Di kampung kita, memberi itu seperti refleks. Ada tamu datang, kita suguhkan kopi. Ada tetangga hajatan, kita bantu suguhan. Ada tukang sampah lewat, kita kasih “uang rokok”. Bahkan kalau lagi senang hati, kita kasih keponakan uang jajan padahal dia nggak minta. Semua terasa alami, seperti bersin: keluar begitu saja.
Masalahnya mulai muncul ketika “refleks memberi” itu terbawa ke lingkungan formal. Orang tua murid kasih kue ke guru anaknya di akhir semester. Urus KTP, ada rasa kurang afdol kalau tidak kasih Pak RT. Urus izin usaha, kita spontan siapin amplop buat staf kelurahan. Tidak ada yang menyuruh, tapi tangan kita gatal. Kalau tidak memberi, yang ada malah rasa bersalah.
Budaya kita bilang: memberi itu membuat hubungan hangat. Tapi hukum modern bilang: memberi pada pejabat itu gratifikasi. Bahkan KPK sudah bikin definisi panjang, lengkap dengan cara melapor. Lucunya, warga biasa kadang merasa KPK terlalu serius. “Masa kasih kue lebaran ke lurah harus dilapor?”
Secara psiko-sosial, ini masuk akal. Otak kita suka sekali dengan rasa mutual obligation —perasaan bahwa orang yang sudah kita beri akan ingat budi. Otak primitif kita menyukainya karena di masa lalu, itu cara bertahan hidup: berbagi makanan berarti mendapatkan perlindungan kelompok. Sayangnya, di dunia modern, “ingatan budi” bisa berubah menjadi “percepatan layanan” atau “prioritas antrean”, dan itu yang membuat pemberian kecil tadi jadi ancaman besar.
Dari sisi adat, memberi itu bukan hanya soal barang, tapi menjaga muka. Makanya, menolak pemberian kadang dianggap menghina. Celakanya, ketika pejabat menolak amplop warga, justru warga yang tersinggung: “Bapak merendahkan saya?!” Padahal pejabatnya sedang berusaha patuh aturan.

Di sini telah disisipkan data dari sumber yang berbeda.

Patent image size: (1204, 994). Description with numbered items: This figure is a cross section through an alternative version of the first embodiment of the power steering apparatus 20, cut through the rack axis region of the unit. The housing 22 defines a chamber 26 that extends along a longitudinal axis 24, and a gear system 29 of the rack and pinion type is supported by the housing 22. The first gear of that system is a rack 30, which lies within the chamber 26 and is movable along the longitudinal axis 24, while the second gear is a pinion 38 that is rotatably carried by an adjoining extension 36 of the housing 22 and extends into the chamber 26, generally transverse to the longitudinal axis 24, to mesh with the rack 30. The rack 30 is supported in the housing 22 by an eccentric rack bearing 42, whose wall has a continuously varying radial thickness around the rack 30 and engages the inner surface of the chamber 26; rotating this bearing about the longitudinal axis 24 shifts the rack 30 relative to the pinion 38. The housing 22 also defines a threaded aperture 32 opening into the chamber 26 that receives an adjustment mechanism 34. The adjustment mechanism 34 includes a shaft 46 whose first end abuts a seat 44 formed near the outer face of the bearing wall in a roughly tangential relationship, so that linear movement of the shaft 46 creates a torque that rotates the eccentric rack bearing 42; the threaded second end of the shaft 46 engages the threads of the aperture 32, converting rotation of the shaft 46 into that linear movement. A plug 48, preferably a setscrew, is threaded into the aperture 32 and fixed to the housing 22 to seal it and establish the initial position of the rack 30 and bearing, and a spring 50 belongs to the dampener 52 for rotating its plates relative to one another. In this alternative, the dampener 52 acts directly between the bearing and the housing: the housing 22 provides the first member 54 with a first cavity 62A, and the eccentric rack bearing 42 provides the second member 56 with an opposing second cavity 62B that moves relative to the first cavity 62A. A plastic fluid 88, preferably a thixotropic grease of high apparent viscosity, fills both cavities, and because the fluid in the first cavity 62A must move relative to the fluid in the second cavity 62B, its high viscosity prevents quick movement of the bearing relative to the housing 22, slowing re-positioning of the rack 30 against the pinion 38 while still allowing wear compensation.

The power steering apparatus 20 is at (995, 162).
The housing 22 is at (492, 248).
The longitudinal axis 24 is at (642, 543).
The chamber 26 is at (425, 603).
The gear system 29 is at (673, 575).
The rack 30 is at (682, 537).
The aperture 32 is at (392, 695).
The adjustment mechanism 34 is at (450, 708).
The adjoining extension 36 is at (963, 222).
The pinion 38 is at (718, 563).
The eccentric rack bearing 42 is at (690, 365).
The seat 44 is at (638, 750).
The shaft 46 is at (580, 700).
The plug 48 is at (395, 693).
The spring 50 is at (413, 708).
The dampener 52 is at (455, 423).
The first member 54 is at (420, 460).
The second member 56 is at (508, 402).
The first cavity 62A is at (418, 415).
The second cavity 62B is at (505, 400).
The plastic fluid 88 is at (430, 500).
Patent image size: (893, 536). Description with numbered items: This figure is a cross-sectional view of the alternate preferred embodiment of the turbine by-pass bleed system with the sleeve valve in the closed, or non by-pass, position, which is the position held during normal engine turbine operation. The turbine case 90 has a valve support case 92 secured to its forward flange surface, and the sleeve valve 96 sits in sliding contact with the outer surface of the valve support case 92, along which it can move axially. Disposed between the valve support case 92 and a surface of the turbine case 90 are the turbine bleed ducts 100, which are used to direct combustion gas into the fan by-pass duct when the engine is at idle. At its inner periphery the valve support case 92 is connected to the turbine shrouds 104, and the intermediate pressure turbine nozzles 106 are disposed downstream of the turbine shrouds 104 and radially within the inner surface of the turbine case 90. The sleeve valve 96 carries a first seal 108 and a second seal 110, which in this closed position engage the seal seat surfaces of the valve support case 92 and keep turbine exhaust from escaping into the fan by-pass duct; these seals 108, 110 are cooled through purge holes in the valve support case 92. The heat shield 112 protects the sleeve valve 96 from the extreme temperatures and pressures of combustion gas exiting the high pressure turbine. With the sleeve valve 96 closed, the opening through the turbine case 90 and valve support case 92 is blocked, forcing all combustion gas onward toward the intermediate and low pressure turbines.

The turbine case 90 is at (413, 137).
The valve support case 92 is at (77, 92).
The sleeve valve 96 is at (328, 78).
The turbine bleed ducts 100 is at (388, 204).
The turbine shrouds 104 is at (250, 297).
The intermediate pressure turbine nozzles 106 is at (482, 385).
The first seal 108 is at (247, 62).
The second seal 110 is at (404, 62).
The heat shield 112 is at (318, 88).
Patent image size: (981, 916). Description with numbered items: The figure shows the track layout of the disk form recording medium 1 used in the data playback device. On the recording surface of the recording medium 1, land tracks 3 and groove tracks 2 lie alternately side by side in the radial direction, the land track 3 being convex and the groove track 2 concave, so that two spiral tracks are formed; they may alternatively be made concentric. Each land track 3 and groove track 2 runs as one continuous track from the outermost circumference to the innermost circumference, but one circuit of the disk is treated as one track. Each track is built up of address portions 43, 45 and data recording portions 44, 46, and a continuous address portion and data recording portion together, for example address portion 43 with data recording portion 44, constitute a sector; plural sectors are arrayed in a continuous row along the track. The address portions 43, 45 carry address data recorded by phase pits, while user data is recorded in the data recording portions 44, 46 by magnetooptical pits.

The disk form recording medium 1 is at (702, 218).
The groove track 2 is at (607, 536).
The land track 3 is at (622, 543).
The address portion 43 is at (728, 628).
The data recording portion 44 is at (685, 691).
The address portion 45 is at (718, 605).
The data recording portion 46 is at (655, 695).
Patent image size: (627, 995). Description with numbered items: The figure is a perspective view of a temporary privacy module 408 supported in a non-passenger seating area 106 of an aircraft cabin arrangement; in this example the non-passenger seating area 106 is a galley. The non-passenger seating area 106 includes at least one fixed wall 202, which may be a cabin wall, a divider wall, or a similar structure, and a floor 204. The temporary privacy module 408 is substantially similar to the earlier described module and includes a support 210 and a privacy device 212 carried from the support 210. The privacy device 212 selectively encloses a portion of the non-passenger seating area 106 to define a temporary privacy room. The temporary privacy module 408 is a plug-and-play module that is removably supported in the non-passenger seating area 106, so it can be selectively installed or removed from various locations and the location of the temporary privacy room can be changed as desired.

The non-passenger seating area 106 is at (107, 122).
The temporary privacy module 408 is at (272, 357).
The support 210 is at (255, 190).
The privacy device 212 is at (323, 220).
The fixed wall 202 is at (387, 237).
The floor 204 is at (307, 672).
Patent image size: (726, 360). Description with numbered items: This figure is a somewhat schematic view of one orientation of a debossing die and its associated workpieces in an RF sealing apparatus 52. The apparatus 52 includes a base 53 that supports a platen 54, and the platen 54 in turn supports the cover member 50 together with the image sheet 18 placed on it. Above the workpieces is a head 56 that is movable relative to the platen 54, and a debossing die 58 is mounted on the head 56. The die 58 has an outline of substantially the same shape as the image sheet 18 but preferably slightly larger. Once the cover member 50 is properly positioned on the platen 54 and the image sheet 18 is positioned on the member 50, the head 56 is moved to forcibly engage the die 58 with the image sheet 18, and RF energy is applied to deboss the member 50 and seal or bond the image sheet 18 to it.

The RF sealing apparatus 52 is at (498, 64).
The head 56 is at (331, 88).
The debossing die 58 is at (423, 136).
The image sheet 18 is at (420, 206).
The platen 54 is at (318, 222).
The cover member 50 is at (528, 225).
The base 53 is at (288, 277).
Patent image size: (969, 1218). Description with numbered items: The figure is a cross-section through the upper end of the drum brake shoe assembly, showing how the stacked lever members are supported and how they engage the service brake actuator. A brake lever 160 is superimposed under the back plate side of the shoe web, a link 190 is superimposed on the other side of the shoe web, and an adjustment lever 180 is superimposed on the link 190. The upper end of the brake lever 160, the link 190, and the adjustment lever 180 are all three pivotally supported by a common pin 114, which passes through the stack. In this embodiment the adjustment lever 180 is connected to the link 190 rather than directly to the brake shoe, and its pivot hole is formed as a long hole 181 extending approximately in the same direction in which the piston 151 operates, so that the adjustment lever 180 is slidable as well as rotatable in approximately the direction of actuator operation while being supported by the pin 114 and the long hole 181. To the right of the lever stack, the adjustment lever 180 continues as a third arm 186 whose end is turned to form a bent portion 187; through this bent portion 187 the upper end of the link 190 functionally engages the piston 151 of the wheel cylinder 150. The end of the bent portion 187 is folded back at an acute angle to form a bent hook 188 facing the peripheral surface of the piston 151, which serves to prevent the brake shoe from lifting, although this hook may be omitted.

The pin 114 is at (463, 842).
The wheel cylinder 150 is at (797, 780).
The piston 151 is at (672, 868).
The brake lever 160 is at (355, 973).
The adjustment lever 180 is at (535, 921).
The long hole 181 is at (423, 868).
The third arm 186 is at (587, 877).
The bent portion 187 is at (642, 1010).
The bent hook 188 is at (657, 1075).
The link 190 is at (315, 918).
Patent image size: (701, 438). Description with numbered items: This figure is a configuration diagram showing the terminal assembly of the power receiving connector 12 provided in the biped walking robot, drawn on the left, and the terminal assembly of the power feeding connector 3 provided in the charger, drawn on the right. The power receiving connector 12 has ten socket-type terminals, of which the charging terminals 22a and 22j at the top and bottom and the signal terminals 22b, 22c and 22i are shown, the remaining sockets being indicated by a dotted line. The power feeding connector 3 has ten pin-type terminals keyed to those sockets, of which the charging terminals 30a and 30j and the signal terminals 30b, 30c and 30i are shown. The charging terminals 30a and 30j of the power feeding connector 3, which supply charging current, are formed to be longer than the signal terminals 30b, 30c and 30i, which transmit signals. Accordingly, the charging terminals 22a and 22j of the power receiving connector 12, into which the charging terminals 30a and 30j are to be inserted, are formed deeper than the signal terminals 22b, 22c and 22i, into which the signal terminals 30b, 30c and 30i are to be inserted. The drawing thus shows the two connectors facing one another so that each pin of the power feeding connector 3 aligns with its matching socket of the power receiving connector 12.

Kita semua akhirnya bermain peran di panggung yang absurd. Warga memberi sambil berbisik, “Buat rokok...” Pegawai menerima sambil berkata, “Waduh, gimana ya...” Tapi diam-diam amplopnya masuk laci juga. Semua terjadi begitu saja.
Mungkin masalahnya bukan pada memberi atau menerima, tapi pada kapan dan untuk apa kita memberi. Kalau memberi setelah urusan selesai, tanpa pamrih, itu lebih dekat dengan sedekah atau hadiah. Tapi kalau memberi agar urusan lancar, cepat, atau diprioritaskan, kita sebenarnya sedang “membeli” sesuatu yang seharusnya gratis. Kita perlu membedakan antara “membalas budi” dengan “membayar jasa”.
Ujung-ujungnya kita semua seperti dipenjara oleh rasa sungkan. Bukan karena ada aturan tertulis, tapi karena takut dianggap pelit, nggak tahu diri, atau nggak menghargai. Ironisnya, rasa bersalah itu lebih besar saat tidak ngasih ketimbang saat ngasih, meskipun pemberian itu bisa bikin urusan jadi abu-abu antara sedekah, hadiah atau sogokan.
Kalau refleks ini diteruskan, jangan heran suatu saat nanti kita juga harus siapin amplop buat dapat senyum tetangga, atau buat memastikan doa ustadz di pengajian bener-bener khusyuk sampai ke langit. Dan kalau itu sudah jadi kebiasaan, jangan tanya lagi apa bedanya sedekah, hadiah, atau sogokan. Jawabannya cuma satu dan itu sudah terbungkus rapi dengan nama yang manis: “uang rokok”.***

Benar-benar tulisan yang bagus dan rapi, suka dengan penyampaian yang sedikit "menyentil" namun relate dengan jaman sekarang.